Raft (mat) foundations are our default solution for London’s mixed ground—spanning across the whole building footprint to spread loads evenly, control settlement, and simplify coordination of vertical elements (cores, shear walls, columns). Below is how we deliver rafts quickly, safely, and to spec—so your frame can rise without surprises.

When we choose a raft

  • Variable or low bearing capacity soils where strip pads would over-concentrate loads
  • Basements or water-resisting slabs needing continuous reinforcement and joint control
  • Tight urban sites where programme and access demand a single, high-certainty pour

Our end-to-end sequence

1) Pre-pour prep (design + logistics)

  • Confirm grid set-out and raft levels from our approved drawings.
  • Agree joint layout, waterstops, and kicker locations early to avoid rework.
  • Lock pump, concrete supply, crew rotations, and cube testing in the pour plan.

2) Blinding slab (clean, level, protected)

  • Form and cast C20 blinding (typically 50 mm) to give a clean, level working platform.
  • Polyethylene membrane over blinding to stop grout loss and keep the slab clean.
  • Initial cure: wet hessian + polythene to prevent early-age cracking.
    This mirrors best-practice steps like membrane placement, compaction, finishing and curing noted in a classic raft/blinding method statement (see the step list covering blinding, membrane, reinforcement, waterstops, vibrating and curing). 

3) Edge formwork & kickers

  • Install perimeter forms and kickers to establish wall positions and keep edges crisp.
  • Confirm cover blocks/spacers (e.g., 50 mm) around reinforcement for durability.

4) Reinforcement fixing

  • Fix bottom and top mats, local thickening, and column/wall starter bars per BBS.
  • Tie construction joint waterstops centrally in wall lines, secured through web holes.
  • QC hold-points: bar sizes, spacing, laps, cover, cleanliness, and photos for the QA pack.
    Rebar, spacers and centrally fixed waterstops are explicitly called out in the reference method steps.
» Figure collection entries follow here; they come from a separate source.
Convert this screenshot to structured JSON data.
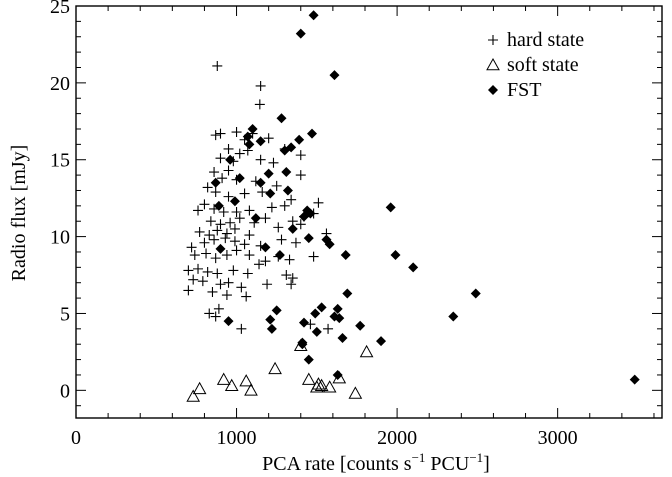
{
  "chart_data": {
    "type": "scatter",
    "title": "",
    "xlabel": "PCA rate [counts s",
    "xlabel_sup1": "−1",
    "xlabel_mid": " PCU",
    "xlabel_sup2": "−1",
    "xlabel_end": "]",
    "ylabel": "Radio flux [mJy]",
    "xlim": [
      0,
      3650
    ],
    "ylim": [
      -1.8,
      25
    ],
    "x_ticks": [
      0,
      1000,
      2000,
      3000
    ],
    "x_tick_labels": [
      "0",
      "1000",
      "2000",
      "3000"
    ],
    "y_ticks": [
      0,
      5,
      10,
      15,
      20,
      25
    ],
    "y_tick_labels": [
      "0",
      "5",
      "10",
      "15",
      "20",
      "25"
    ],
    "legend_position": "top-right",
    "series": [
      {
        "name": "hard state",
        "marker": "plus",
        "points": [
          [
            880,
            21.1
          ],
          [
            1150,
            19.8
          ],
          [
            1145,
            18.6
          ],
          [
            900,
            16.7
          ],
          [
            870,
            16.6
          ],
          [
            1000,
            16.8
          ],
          [
            1100,
            16.7
          ],
          [
            1050,
            16.3
          ],
          [
            1200,
            16.4
          ],
          [
            950,
            15.7
          ],
          [
            1020,
            15.4
          ],
          [
            1070,
            15.6
          ],
          [
            1300,
            15.7
          ],
          [
            1400,
            15.3
          ],
          [
            900,
            15.1
          ],
          [
            980,
            14.9
          ],
          [
            1150,
            15.0
          ],
          [
            1230,
            14.8
          ],
          [
            860,
            14.2
          ],
          [
            910,
            13.8
          ],
          [
            950,
            14.3
          ],
          [
            1000,
            13.7
          ],
          [
            1120,
            13.6
          ],
          [
            1250,
            13.3
          ],
          [
            1400,
            14.0
          ],
          [
            820,
            13.2
          ],
          [
            870,
            12.9
          ],
          [
            950,
            12.6
          ],
          [
            1050,
            12.8
          ],
          [
            1160,
            12.9
          ],
          [
            1340,
            12.4
          ],
          [
            1510,
            12.2
          ],
          [
            800,
            12.1
          ],
          [
            860,
            11.8
          ],
          [
            920,
            11.6
          ],
          [
            1000,
            11.6
          ],
          [
            1080,
            11.7
          ],
          [
            1220,
            11.9
          ],
          [
            1300,
            12.0
          ],
          [
            1420,
            11.3
          ],
          [
            760,
            11.7
          ],
          [
            840,
            11.0
          ],
          [
            900,
            10.8
          ],
          [
            960,
            10.9
          ],
          [
            1020,
            11.2
          ],
          [
            1110,
            10.9
          ],
          [
            1180,
            11.2
          ],
          [
            1350,
            11.0
          ],
          [
            1480,
            11.5
          ],
          [
            770,
            10.3
          ],
          [
            830,
            10.1
          ],
          [
            880,
            10.4
          ],
          [
            940,
            10.2
          ],
          [
            990,
            10.5
          ],
          [
            1080,
            10.1
          ],
          [
            1260,
            10.6
          ],
          [
            1400,
            10.8
          ],
          [
            1560,
            10.2
          ],
          [
            720,
            9.3
          ],
          [
            800,
            9.6
          ],
          [
            860,
            9.8
          ],
          [
            930,
            9.9
          ],
          [
            990,
            9.7
          ],
          [
            1050,
            9.5
          ],
          [
            1150,
            9.4
          ],
          [
            1280,
            9.8
          ],
          [
            1370,
            9.6
          ],
          [
            740,
            8.8
          ],
          [
            810,
            8.9
          ],
          [
            870,
            8.6
          ],
          [
            940,
            8.8
          ],
          [
            1000,
            9.1
          ],
          [
            1080,
            8.8
          ],
          [
            1180,
            8.4
          ],
          [
            1260,
            8.7
          ],
          [
            1330,
            8.5
          ],
          [
            1480,
            8.7
          ],
          [
            700,
            7.8
          ],
          [
            760,
            7.9
          ],
          [
            820,
            7.7
          ],
          [
            880,
            7.6
          ],
          [
            980,
            7.8
          ],
          [
            1070,
            7.6
          ],
          [
            1140,
            8.2
          ],
          [
            1310,
            7.5
          ],
          [
            730,
            7.2
          ],
          [
            790,
            7.1
          ],
          [
            900,
            6.9
          ],
          [
            950,
            7.0
          ],
          [
            1030,
            6.7
          ],
          [
            1190,
            6.9
          ],
          [
            1340,
            6.9
          ],
          [
            700,
            6.5
          ],
          [
            850,
            6.4
          ],
          [
            940,
            6.2
          ],
          [
            1060,
            6.1
          ],
          [
            830,
            5.0
          ],
          [
            890,
            5.3
          ],
          [
            870,
            4.8
          ],
          [
            1030,
            4.0
          ],
          [
            1460,
            4.3
          ],
          [
            1570,
            4.0
          ],
          [
            1350,
            7.3
          ]
        ]
      },
      {
        "name": "soft state",
        "marker": "triangle",
        "points": [
          [
            730,
            -0.4
          ],
          [
            770,
            0.1
          ],
          [
            920,
            0.7
          ],
          [
            970,
            0.3
          ],
          [
            1060,
            0.6
          ],
          [
            1090,
            0.0
          ],
          [
            1240,
            1.4
          ],
          [
            1400,
            2.9
          ],
          [
            1450,
            0.7
          ],
          [
            1510,
            0.4
          ],
          [
            1500,
            0.2
          ],
          [
            1530,
            0.3
          ],
          [
            1580,
            0.2
          ],
          [
            1640,
            0.8
          ],
          [
            1740,
            -0.2
          ],
          [
            1810,
            2.5
          ]
        ]
      },
      {
        "name": "FST",
        "marker": "diamond",
        "points": [
          [
            1480,
            24.4
          ],
          [
            1400,
            23.2
          ],
          [
            1610,
            20.5
          ],
          [
            1280,
            17.7
          ],
          [
            1100,
            17.0
          ],
          [
            1070,
            16.5
          ],
          [
            1390,
            16.3
          ],
          [
            1470,
            16.7
          ],
          [
            1150,
            16.2
          ],
          [
            1080,
            16.0
          ],
          [
            1300,
            15.6
          ],
          [
            1340,
            15.8
          ],
          [
            960,
            15.0
          ],
          [
            1020,
            13.8
          ],
          [
            1200,
            14.1
          ],
          [
            1310,
            14.2
          ],
          [
            870,
            13.5
          ],
          [
            1150,
            13.5
          ],
          [
            990,
            12.3
          ],
          [
            1210,
            12.8
          ],
          [
            890,
            12.0
          ],
          [
            1320,
            13.0
          ],
          [
            1440,
            11.7
          ],
          [
            1460,
            11.5
          ],
          [
            1420,
            11.3
          ],
          [
            1120,
            11.2
          ],
          [
            1350,
            10.5
          ],
          [
            1450,
            9.9
          ],
          [
            1560,
            9.8
          ],
          [
            1960,
            11.9
          ],
          [
            1180,
            9.3
          ],
          [
            1580,
            9.5
          ],
          [
            900,
            9.2
          ],
          [
            1990,
            8.8
          ],
          [
            1270,
            8.8
          ],
          [
            1680,
            8.8
          ],
          [
            2100,
            8.0
          ],
          [
            2490,
            6.3
          ],
          [
            1690,
            6.3
          ],
          [
            1530,
            5.4
          ],
          [
            1630,
            5.3
          ],
          [
            1250,
            5.2
          ],
          [
            1490,
            5.0
          ],
          [
            1610,
            4.8
          ],
          [
            1640,
            4.7
          ],
          [
            2350,
            4.8
          ],
          [
            950,
            4.5
          ],
          [
            1210,
            4.6
          ],
          [
            1420,
            4.4
          ],
          [
            1770,
            4.2
          ],
          [
            1220,
            4.0
          ],
          [
            1500,
            3.8
          ],
          [
            1660,
            3.4
          ],
          [
            1410,
            3.1
          ],
          [
            1900,
            3.2
          ],
          [
            1410,
            3.0
          ],
          [
            1450,
            2.0
          ],
          [
            1630,
            1.0
          ],
          [
            3480,
            0.7
          ]
        ]
      }
    ]
  }
}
5) Concrete pour (our field routine)

  • Directional casting: work in consistent lanes, maintain a steady front.
  • Vibration: two running needle vibrators + one standby; compact every lift thoroughly.
  • Mixer spacing: keep a controlled time gap between wagons to allow compaction/finishing.
  • Surface finishing: aluminum straightedges, then steel/wood trowels; brush once stiff to relieve shrinkage.
  • Housekeeping: keep wall steel clean—no splash coats on starters.
    These practical pour controls—including time-lag between mixers, multiple vibrators, finishing and immediate brushing—are specifically listed in the method statement. 
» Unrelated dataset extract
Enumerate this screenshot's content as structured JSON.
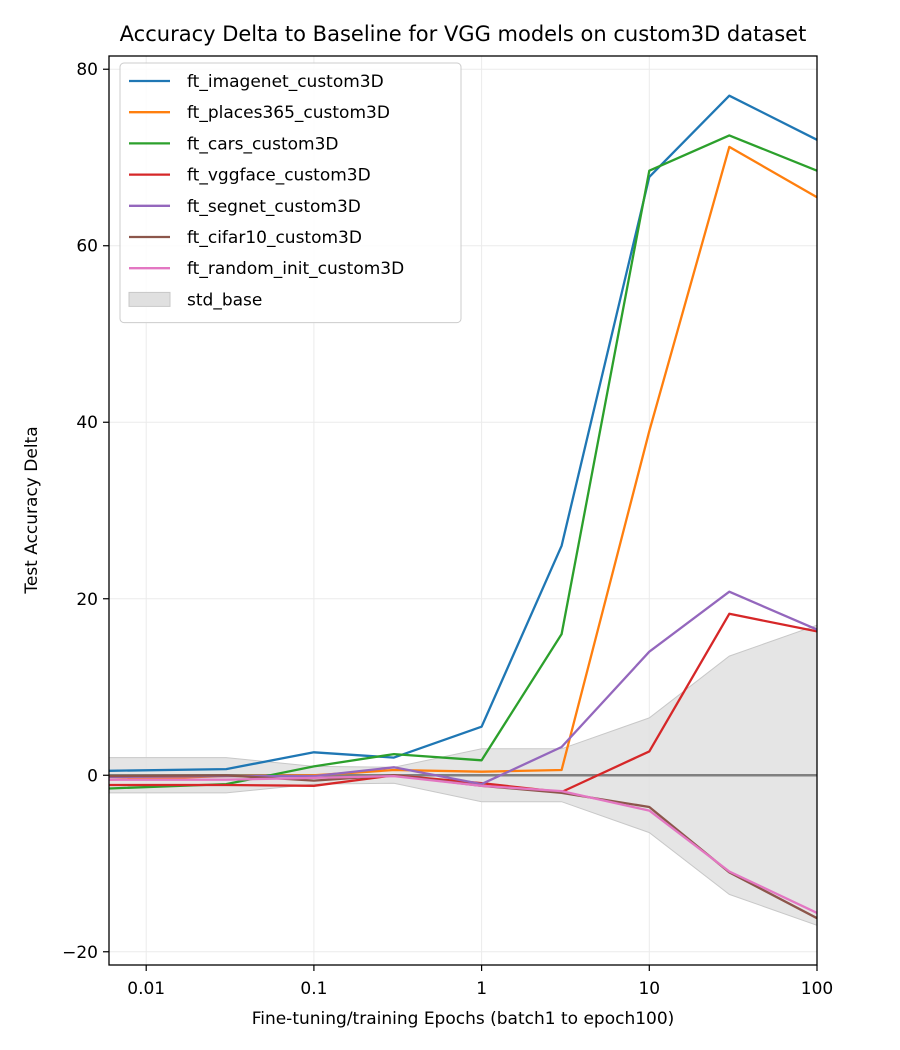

6) Curing & early protection

  • Immediate curing: wet hessian + polythene, then continue as per spec for strength gain.
  • No premature loading: follow our cube results / maturity curve before placing shutters or stacks.
    Wet hessian + polythene and specified curing durations are highlighted as required steps.

QA/QC we include in every pour

  • ITPs & checklists for form, membrane, rebar, embeds, MEP penetrations.
  • Concrete verification: delivery tickets, temperature, slump/flow, air (if specified).
  • Cubes and daily records tied to weather logs and pour zones.
  • As-built photos of rebar, waterstops, and interfaces for Building Control packs.
    Daily reports, weather records and inspection/records are standard in the cited methodology.